Elder Neil L. Andersen shared this example in his October 2011 general conference talk:
President J. Scott Dorius of the Peru Lima West Mission told me their story. He said:
“Becky and I were married for 25 years without being able to have [or adopt] children. We moved several times. Introducing ourselves in each new setting was awkward and sometimes painful. Ward members wondered why we [didn’t have] children. They weren’t the only ones wondering.
“When I was called as a bishop, ward members [expressed] concern that I did not have any experience with children and teenagers. I thanked them for their sustaining vote and asked them to allow me to practice my child-raising skills on their children. They lovingly obliged.
“We waited, gained perspective, and learned patience. After 25 years of marriage, a miracle baby came into our lives. We adopted two-year-old Nicole and then newborn Nikolai. Strangers now compliment us on our beautiful grandchildren. We laugh and say, ‘They are our children. We have lived our lives backwards.’”
Whatever happened to minding our own business? We may feel that our questions are just out of curiosity, concern, or compassion, not judgment, but the motivation doesn't matter. Unless we are family or friends who the person chooses to talk to about his or her personal life, unless we have received a distinct prompting from the Spirit to address a sensitive subject with the person, unless this person is doing something clearly harmful to him- or herself or others, then their business is not ours.Brothers and sisters, we should not be judgmental with one another in this sacred and private responsibility. [emphasis mine]

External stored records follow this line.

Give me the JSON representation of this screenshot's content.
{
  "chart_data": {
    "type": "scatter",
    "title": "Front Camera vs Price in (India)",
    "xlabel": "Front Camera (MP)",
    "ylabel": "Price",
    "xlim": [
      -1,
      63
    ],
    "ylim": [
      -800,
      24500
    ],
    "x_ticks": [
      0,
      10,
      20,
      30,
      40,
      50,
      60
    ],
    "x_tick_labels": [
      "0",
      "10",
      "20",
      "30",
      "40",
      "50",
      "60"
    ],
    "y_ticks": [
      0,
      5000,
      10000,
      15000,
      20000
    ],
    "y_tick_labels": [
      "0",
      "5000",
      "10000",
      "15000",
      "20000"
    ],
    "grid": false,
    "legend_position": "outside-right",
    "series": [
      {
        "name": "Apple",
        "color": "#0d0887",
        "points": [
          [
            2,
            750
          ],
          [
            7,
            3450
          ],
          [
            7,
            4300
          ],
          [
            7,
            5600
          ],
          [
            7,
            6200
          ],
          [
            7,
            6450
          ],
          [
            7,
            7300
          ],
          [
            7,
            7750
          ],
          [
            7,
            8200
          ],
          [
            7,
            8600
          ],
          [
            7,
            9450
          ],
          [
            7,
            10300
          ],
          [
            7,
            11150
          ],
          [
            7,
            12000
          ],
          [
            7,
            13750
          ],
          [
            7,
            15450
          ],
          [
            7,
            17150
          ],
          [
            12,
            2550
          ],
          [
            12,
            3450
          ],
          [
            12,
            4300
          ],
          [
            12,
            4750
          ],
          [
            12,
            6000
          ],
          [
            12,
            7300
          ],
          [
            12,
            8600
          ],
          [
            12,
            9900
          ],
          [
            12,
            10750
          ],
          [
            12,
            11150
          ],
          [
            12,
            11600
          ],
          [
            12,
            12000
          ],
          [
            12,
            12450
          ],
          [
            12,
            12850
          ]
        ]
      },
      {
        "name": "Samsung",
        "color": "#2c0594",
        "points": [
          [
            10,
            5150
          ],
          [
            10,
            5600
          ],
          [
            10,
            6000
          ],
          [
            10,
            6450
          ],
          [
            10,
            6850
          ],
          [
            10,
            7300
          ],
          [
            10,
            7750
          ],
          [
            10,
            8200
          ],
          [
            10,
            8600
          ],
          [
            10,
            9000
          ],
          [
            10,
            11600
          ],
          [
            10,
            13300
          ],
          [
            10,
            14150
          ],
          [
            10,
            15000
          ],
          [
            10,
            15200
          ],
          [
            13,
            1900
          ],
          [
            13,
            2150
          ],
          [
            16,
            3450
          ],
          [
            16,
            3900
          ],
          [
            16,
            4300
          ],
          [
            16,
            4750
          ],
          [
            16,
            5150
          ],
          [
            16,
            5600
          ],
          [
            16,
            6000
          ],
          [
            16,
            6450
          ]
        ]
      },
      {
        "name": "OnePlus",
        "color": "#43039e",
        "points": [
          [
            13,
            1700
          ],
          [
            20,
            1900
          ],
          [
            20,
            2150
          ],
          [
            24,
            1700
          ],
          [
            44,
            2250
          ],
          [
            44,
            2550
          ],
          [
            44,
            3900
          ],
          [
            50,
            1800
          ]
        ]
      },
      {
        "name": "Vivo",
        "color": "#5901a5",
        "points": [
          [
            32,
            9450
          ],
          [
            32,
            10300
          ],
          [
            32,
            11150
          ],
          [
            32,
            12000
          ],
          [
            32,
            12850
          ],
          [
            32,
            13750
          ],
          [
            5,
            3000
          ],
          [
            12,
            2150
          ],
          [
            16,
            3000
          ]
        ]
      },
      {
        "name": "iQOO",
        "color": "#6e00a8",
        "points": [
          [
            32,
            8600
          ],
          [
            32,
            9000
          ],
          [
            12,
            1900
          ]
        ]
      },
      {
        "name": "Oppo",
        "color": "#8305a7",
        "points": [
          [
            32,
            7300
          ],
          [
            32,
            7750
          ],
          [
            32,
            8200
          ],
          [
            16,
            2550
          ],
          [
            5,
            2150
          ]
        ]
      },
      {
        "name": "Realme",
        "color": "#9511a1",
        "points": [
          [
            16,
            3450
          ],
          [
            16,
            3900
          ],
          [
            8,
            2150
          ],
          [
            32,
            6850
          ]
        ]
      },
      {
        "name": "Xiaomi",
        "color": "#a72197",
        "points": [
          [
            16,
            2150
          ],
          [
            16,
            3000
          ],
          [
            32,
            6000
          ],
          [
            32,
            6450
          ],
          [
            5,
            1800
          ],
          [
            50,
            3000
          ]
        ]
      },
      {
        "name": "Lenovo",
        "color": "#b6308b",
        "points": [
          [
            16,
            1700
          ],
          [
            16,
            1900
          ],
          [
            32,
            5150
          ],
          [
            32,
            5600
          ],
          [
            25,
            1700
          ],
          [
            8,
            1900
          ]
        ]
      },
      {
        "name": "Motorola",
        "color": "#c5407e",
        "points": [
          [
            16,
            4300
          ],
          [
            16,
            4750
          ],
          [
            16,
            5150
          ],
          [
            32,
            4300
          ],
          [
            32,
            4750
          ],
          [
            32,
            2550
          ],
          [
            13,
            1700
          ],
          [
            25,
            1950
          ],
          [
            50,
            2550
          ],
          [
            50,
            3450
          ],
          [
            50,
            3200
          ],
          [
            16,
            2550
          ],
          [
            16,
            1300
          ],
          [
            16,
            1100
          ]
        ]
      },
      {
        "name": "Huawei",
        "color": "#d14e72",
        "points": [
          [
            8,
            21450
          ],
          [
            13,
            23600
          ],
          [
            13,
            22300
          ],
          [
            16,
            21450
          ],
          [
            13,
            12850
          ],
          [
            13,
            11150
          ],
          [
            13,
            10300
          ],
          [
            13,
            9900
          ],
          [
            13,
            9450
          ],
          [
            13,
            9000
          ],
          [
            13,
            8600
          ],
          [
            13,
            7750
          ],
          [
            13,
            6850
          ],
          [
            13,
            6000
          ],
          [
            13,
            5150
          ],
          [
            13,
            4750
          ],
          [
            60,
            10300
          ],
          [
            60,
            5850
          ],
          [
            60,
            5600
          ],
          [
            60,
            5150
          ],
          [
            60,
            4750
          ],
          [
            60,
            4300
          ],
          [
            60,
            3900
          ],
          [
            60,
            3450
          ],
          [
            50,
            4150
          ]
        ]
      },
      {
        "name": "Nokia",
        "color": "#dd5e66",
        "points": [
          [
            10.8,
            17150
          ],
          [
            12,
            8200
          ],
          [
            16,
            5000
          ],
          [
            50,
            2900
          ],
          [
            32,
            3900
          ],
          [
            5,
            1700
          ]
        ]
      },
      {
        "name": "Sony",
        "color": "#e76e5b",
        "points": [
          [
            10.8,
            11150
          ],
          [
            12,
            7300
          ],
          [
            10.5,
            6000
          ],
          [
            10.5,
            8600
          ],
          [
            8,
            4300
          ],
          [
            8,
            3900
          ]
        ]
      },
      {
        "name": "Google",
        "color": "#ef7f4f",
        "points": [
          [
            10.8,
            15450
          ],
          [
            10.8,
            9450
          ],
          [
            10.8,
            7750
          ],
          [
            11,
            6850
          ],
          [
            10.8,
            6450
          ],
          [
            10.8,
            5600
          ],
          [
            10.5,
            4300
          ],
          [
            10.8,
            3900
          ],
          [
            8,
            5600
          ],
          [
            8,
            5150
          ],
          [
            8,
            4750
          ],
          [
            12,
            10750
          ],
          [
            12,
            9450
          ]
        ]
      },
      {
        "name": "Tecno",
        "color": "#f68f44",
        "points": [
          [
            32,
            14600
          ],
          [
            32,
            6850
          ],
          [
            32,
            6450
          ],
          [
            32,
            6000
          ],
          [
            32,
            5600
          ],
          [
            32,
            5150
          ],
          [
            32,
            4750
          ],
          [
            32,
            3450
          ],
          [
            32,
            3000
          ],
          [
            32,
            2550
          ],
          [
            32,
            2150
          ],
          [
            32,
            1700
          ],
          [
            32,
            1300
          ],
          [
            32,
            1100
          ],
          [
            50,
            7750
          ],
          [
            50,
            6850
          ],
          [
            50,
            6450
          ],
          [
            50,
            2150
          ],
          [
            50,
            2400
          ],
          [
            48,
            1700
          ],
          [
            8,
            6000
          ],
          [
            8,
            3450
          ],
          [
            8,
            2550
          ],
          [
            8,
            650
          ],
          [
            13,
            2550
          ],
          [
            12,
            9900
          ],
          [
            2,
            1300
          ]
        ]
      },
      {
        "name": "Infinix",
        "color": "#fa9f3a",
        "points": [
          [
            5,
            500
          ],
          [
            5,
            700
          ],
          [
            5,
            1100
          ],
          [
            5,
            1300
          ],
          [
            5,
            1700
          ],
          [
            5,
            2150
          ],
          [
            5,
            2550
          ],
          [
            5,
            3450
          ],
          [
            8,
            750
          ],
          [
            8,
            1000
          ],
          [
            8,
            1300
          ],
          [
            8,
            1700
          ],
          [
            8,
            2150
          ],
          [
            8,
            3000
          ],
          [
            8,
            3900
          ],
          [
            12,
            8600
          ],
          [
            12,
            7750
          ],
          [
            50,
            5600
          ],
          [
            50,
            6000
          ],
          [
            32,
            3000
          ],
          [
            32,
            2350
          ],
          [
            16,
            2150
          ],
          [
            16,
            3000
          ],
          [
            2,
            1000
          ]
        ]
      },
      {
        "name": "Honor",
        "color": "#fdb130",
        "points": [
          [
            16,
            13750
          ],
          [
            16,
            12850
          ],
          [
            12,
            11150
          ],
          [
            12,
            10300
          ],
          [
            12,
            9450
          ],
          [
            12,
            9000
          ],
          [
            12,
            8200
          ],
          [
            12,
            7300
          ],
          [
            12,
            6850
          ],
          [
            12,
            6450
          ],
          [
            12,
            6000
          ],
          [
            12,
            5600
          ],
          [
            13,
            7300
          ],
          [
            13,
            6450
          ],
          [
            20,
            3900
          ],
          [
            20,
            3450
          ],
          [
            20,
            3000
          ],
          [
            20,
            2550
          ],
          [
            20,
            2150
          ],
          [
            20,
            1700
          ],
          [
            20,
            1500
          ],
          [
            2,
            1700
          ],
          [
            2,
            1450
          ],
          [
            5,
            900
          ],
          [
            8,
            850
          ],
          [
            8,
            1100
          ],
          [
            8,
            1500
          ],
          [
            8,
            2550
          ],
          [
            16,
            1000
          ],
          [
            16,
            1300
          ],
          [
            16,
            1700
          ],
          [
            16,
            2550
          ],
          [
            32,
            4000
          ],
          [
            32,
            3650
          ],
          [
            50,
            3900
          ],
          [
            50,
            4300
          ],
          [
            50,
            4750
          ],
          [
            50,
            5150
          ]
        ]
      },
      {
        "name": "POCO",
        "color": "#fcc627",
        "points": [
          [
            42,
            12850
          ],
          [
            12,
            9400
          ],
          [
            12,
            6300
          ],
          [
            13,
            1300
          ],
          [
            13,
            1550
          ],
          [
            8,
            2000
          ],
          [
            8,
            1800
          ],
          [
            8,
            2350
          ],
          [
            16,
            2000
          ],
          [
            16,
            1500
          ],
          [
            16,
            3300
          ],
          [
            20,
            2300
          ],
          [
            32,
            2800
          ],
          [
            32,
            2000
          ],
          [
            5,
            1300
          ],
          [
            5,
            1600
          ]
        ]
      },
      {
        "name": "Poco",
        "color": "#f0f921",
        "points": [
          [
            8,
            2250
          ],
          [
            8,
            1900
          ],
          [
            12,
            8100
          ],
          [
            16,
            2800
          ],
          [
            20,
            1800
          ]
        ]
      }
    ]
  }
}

Let us first worry about our own salvation before we "help" others with theirs. Let us put down the gavel and stop doing the Savior's job. He is the Judge; we are not. He knows the full story, He sees the complete picture; we do not. The best things we can do are pray for and love the person.
Challenge: Next time a judgmental thought or comment pops into your mind, dismiss it. Remember, our divine identity supersedes all others, so let us think of and treat each other as the beloved children of God we are. Then we will be able to get to a place where we don't even have judgmental thoughts to dismiss.